Intel has a significant investment in Lustre. Company developers continue to add enhancements to the open source code base, which is managed by OpenSFS (in the U.S.) and EOFS (in Europe). In addition to code contributions, five additional Intel® Parallel Computing Centers (Intel® PCC) recently opened that will specialize in improving the performance and ease of use of Intel Solutions for Lustre* software. These centers include:
- Johannes Gutenberg University, focusing on Lustre QoS (Quality of Service)

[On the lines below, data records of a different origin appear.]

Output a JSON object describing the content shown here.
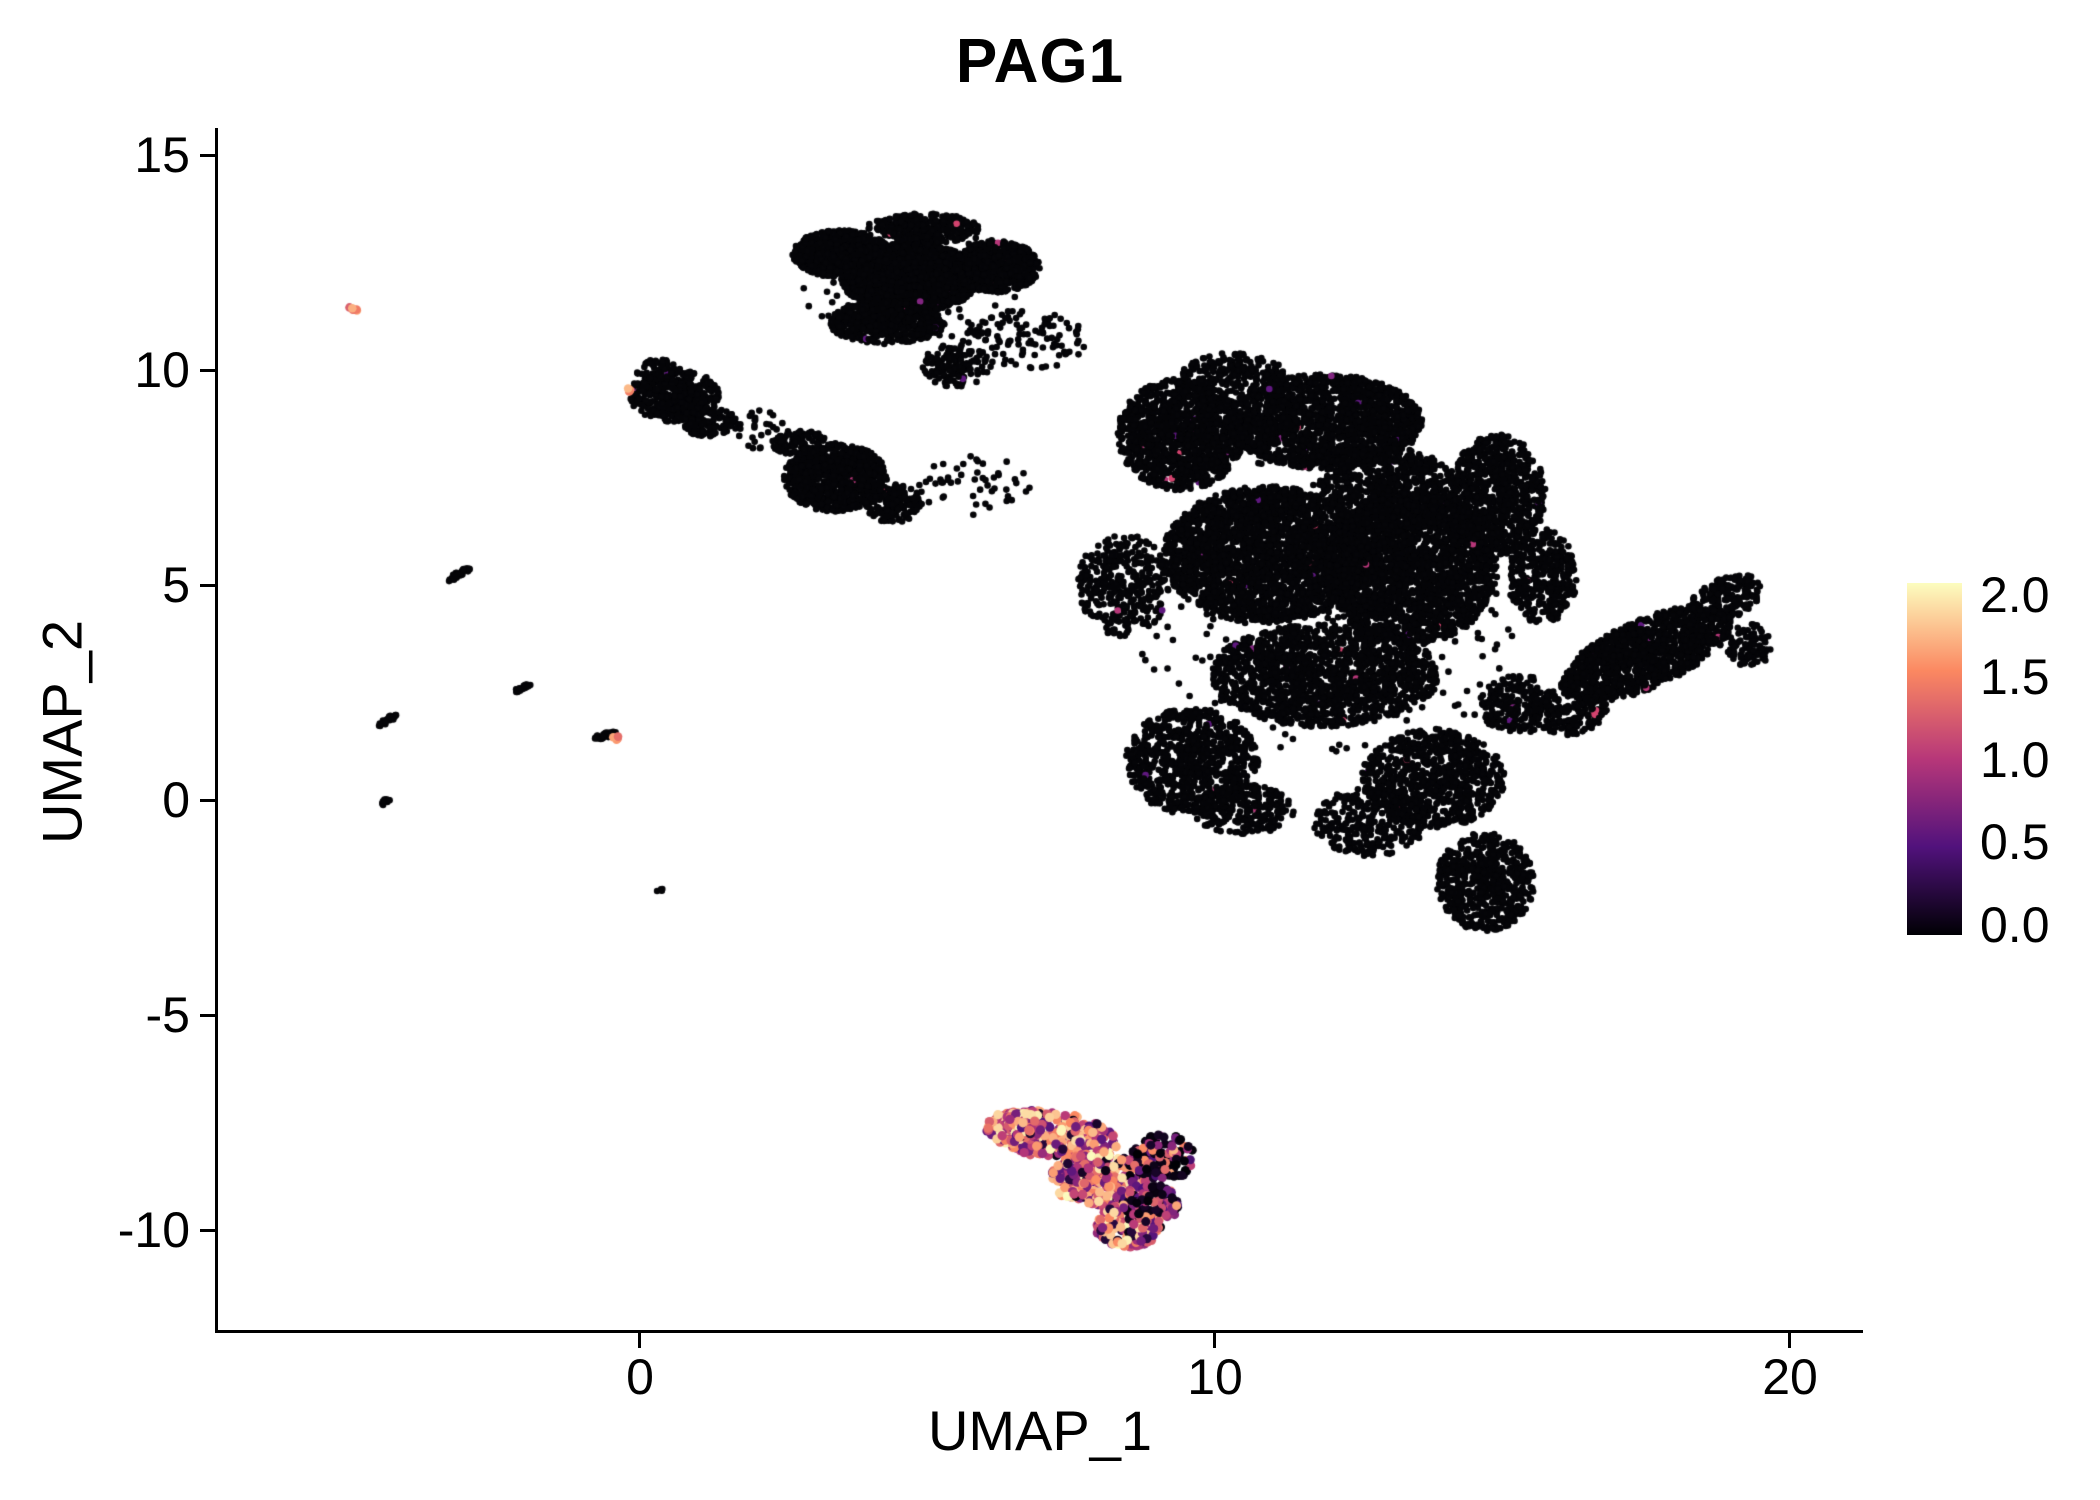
{
  "chart_data": {
    "type": "scatter",
    "title": "PAG1",
    "xlabel": "UMAP_1",
    "ylabel": "UMAP_2",
    "xlim": [
      -7.3,
      21.2
    ],
    "ylim": [
      -12.3,
      15.6
    ],
    "grid": false,
    "legend_position": "right",
    "x_ticks": {
      "values": [
        0,
        10,
        20
      ],
      "labels": [
        "0",
        "10",
        "20"
      ]
    },
    "y_ticks": {
      "values": [
        15,
        10,
        5,
        0,
        -5,
        -10
      ],
      "labels": [
        "15",
        "10",
        "5",
        "0",
        "-5",
        "-10"
      ]
    },
    "colorbar": {
      "min": 0.0,
      "max": 2.0,
      "tick_values": [
        2.0,
        1.5,
        1.0,
        0.5,
        0.0
      ],
      "tick_labels": [
        "2.0",
        "1.5",
        "1.0",
        "0.5",
        "0.0"
      ],
      "colormap_stops": [
        {
          "t": 0.0,
          "color": "#000004"
        },
        {
          "t": 0.25,
          "color": "#51127c"
        },
        {
          "t": 0.5,
          "color": "#b73779"
        },
        {
          "t": 0.75,
          "color": "#fb8861"
        },
        {
          "t": 1.0,
          "color": "#fcfdbf"
        }
      ]
    },
    "point_color": "#050508",
    "sprinkle": {
      "fraction": 0.0045,
      "palette": [
        "#822681",
        "#b73779",
        "#d3436e",
        "#5f187f"
      ]
    },
    "clusters": [
      {
        "cx": 4.7,
        "cy": 12.15,
        "rx": 1.2,
        "ry": 0.8,
        "n": 2400,
        "kind": "bg"
      },
      {
        "cx": 3.5,
        "cy": 12.7,
        "rx": 0.85,
        "ry": 0.55,
        "n": 800,
        "kind": "bg"
      },
      {
        "cx": 6.2,
        "cy": 12.4,
        "rx": 0.75,
        "ry": 0.6,
        "n": 700,
        "kind": "bg"
      },
      {
        "cx": 4.3,
        "cy": 11.1,
        "rx": 1.0,
        "ry": 0.5,
        "n": 600,
        "kind": "bg"
      },
      {
        "cx": 5.0,
        "cy": 13.3,
        "rx": 0.9,
        "ry": 0.35,
        "n": 300,
        "kind": "bg"
      },
      {
        "cx": 5.5,
        "cy": 10.1,
        "rx": 0.6,
        "ry": 0.5,
        "n": 130,
        "kind": "bg"
      },
      {
        "cx": 6.7,
        "cy": 10.7,
        "rx": 1.1,
        "ry": 0.7,
        "n": 110,
        "kind": "bg"
      },
      {
        "cx": 4.8,
        "cy": 12.1,
        "rx": 2.1,
        "ry": 1.5,
        "n": 160,
        "kind": "bg"
      },
      {
        "cx": 0.6,
        "cy": 9.4,
        "rx": 0.8,
        "ry": 0.6,
        "n": 420,
        "kind": "bg"
      },
      {
        "cx": 1.2,
        "cy": 8.8,
        "rx": 0.5,
        "ry": 0.35,
        "n": 100,
        "kind": "bg"
      },
      {
        "cx": 0.3,
        "cy": 10.0,
        "rx": 0.4,
        "ry": 0.25,
        "n": 60,
        "kind": "bg"
      },
      {
        "cx": 2.0,
        "cy": 8.6,
        "rx": 0.6,
        "ry": 0.5,
        "n": 35,
        "kind": "bg"
      },
      {
        "cx": 3.4,
        "cy": 7.5,
        "rx": 0.9,
        "ry": 0.8,
        "n": 850,
        "kind": "bg"
      },
      {
        "cx": 4.4,
        "cy": 6.9,
        "rx": 0.5,
        "ry": 0.45,
        "n": 160,
        "kind": "bg"
      },
      {
        "cx": 2.8,
        "cy": 8.3,
        "rx": 0.5,
        "ry": 0.3,
        "n": 90,
        "kind": "bg"
      },
      {
        "cx": 5.8,
        "cy": 7.3,
        "rx": 1.0,
        "ry": 0.7,
        "n": 50,
        "kind": "bg"
      },
      {
        "cx": 9.4,
        "cy": 8.5,
        "rx": 1.1,
        "ry": 1.3,
        "n": 1200,
        "kind": "bg"
      },
      {
        "cx": 11.9,
        "cy": 8.8,
        "rx": 1.7,
        "ry": 1.1,
        "n": 1700,
        "kind": "bg"
      },
      {
        "cx": 10.3,
        "cy": 9.9,
        "rx": 0.9,
        "ry": 0.5,
        "n": 200,
        "kind": "bg"
      },
      {
        "cx": 10.9,
        "cy": 5.7,
        "rx": 1.8,
        "ry": 1.6,
        "n": 2600,
        "kind": "bg"
      },
      {
        "cx": 8.4,
        "cy": 5.0,
        "rx": 0.8,
        "ry": 1.2,
        "n": 350,
        "kind": "bg"
      },
      {
        "cx": 13.4,
        "cy": 5.4,
        "rx": 1.5,
        "ry": 1.8,
        "n": 2300,
        "kind": "bg"
      },
      {
        "cx": 13.0,
        "cy": 7.2,
        "rx": 1.2,
        "ry": 1.0,
        "n": 700,
        "kind": "bg"
      },
      {
        "cx": 14.9,
        "cy": 7.1,
        "rx": 0.85,
        "ry": 1.4,
        "n": 750,
        "kind": "bg"
      },
      {
        "cx": 15.7,
        "cy": 5.2,
        "rx": 0.6,
        "ry": 1.1,
        "n": 350,
        "kind": "bg"
      },
      {
        "cx": 11.9,
        "cy": 2.9,
        "rx": 2.0,
        "ry": 1.2,
        "n": 1500,
        "kind": "bg"
      },
      {
        "cx": 9.6,
        "cy": 0.9,
        "rx": 1.15,
        "ry": 1.25,
        "n": 800,
        "kind": "bg"
      },
      {
        "cx": 10.5,
        "cy": -0.2,
        "rx": 0.9,
        "ry": 0.6,
        "n": 250,
        "kind": "bg"
      },
      {
        "cx": 13.8,
        "cy": 0.5,
        "rx": 1.25,
        "ry": 1.15,
        "n": 800,
        "kind": "bg"
      },
      {
        "cx": 14.7,
        "cy": -1.9,
        "rx": 0.85,
        "ry": 1.15,
        "n": 600,
        "kind": "bg"
      },
      {
        "cx": 12.7,
        "cy": -0.5,
        "rx": 1.0,
        "ry": 0.8,
        "n": 300,
        "kind": "bg"
      },
      {
        "cx": 12.0,
        "cy": 4.5,
        "rx": 3.6,
        "ry": 3.6,
        "n": 260,
        "kind": "bg"
      },
      {
        "cx": 15.3,
        "cy": 2.2,
        "rx": 0.7,
        "ry": 0.7,
        "n": 250,
        "kind": "bg"
      },
      {
        "cx": 17.5,
        "cy": 3.4,
        "rx": 1.7,
        "ry": 0.75,
        "n": 1200,
        "kind": "bg",
        "rot": 33
      },
      {
        "cx": 18.9,
        "cy": 4.7,
        "rx": 0.7,
        "ry": 0.45,
        "n": 200,
        "kind": "bg",
        "rot": 33
      },
      {
        "cx": 16.3,
        "cy": 1.9,
        "rx": 0.6,
        "ry": 0.35,
        "n": 130,
        "kind": "bg",
        "rot": 33
      },
      {
        "cx": 19.3,
        "cy": 3.6,
        "rx": 0.4,
        "ry": 0.5,
        "n": 90,
        "kind": "bg"
      },
      {
        "cx": -3.15,
        "cy": 5.25,
        "rx": 0.25,
        "ry": 0.06,
        "n": 40,
        "kind": "streak",
        "rot": 38
      },
      {
        "cx": -4.4,
        "cy": 1.85,
        "rx": 0.2,
        "ry": 0.06,
        "n": 30,
        "kind": "streak",
        "rot": 38
      },
      {
        "cx": -2.05,
        "cy": 2.6,
        "rx": 0.18,
        "ry": 0.06,
        "n": 26,
        "kind": "streak",
        "rot": 38
      },
      {
        "cx": -0.62,
        "cy": 1.5,
        "rx": 0.22,
        "ry": 0.07,
        "n": 32,
        "kind": "streak",
        "rot": 18
      },
      {
        "cx": -4.45,
        "cy": -0.05,
        "rx": 0.12,
        "ry": 0.05,
        "n": 12,
        "kind": "streak",
        "rot": 38
      },
      {
        "cx": 0.35,
        "cy": -2.1,
        "rx": 0.07,
        "ry": 0.05,
        "n": 5,
        "kind": "streak"
      },
      {
        "cx": -5.0,
        "cy": 11.4,
        "rx": 0.09,
        "ry": 0.07,
        "n": 6,
        "kind": "hot"
      },
      {
        "cx": -0.42,
        "cy": 1.44,
        "rx": 0.09,
        "ry": 0.05,
        "n": 5,
        "kind": "hot"
      },
      {
        "cx": -0.18,
        "cy": 9.55,
        "rx": 0.06,
        "ry": 0.05,
        "n": 3,
        "kind": "hot"
      },
      {
        "cx": 7.2,
        "cy": -7.8,
        "rx": 1.15,
        "ry": 0.55,
        "n": 330,
        "kind": "expr",
        "rot": -12
      },
      {
        "cx": 8.0,
        "cy": -8.8,
        "rx": 0.85,
        "ry": 0.65,
        "n": 300,
        "kind": "expr"
      },
      {
        "cx": 8.5,
        "cy": -9.9,
        "rx": 0.6,
        "ry": 0.5,
        "n": 180,
        "kind": "expr"
      },
      {
        "cx": 6.5,
        "cy": -7.6,
        "rx": 0.5,
        "ry": 0.35,
        "n": 110,
        "kind": "expr"
      },
      {
        "cx": 9.1,
        "cy": -8.3,
        "rx": 0.55,
        "ry": 0.55,
        "n": 130,
        "kind": "mixed"
      },
      {
        "cx": 8.9,
        "cy": -9.4,
        "rx": 0.5,
        "ry": 0.45,
        "n": 110,
        "kind": "mixed"
      }
    ]
  }
}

- Lawrence Berkeley National Laboratory, focusing on optimized Big Data Analytics
- University of Hamburg, focusing on enhanced adaptive compression in Lustre
- University of California Santa Cruz, focusing on automatic tuning and contention management for Lustre
- GSI Helmholtz Centre for Heavy Ion Research, focusing on a unifying Lustre benchmark suite
Enabling HPC Opportunities through a Software Community
While Intel is creating breakthrough hardware for HPC, it is also helping enable the software community to take advantage of HPC more easily. Intel has joined with more than 30 other companies to found the OpenHPC Collaborative Project (www.openhpc.community), a new community-led organization focused on developing a comprehensive and cohesive open source HPC software stack. It’s a huge challenge to integrate the individual components and validate an aggregate HPC software stack when developing these systems. And, it is a major logistical effort to maintain all the codes, stay abreast of rapid release cycles, and address user requests for compatibility with additional software packages. With many users and system makers creating and maintaining their own stacks, there is duplicated work and inefficiency across the ecosystem. OpenHPC intends to help minimize these issues and improve the efficiency across the ecosystem.
“Many sites are left to their own devices when assembling a software stack on a high-end HPC system. Since most of the components they use are open source driven, it makes sense to put together an open source community around this,” says Karl Schulz, Principal Engineer for the Intel Enterprise and High Performance Computing Group. “OpenHPC is a place where system administrators, ISVs, OEMs and end users, including national labs and academia, can come together to solve shared problems,” explains Schulz.
An Exascale Foundation
While there’s still more to be done in supercomputing to reach 1 exaflops (or even 180 petaflops—the goal for the Aurora system), Intel’s approach to integration, new fabric, and storage under the umbrella of Intel SSF forms the foundation for an Exascale computing architecture.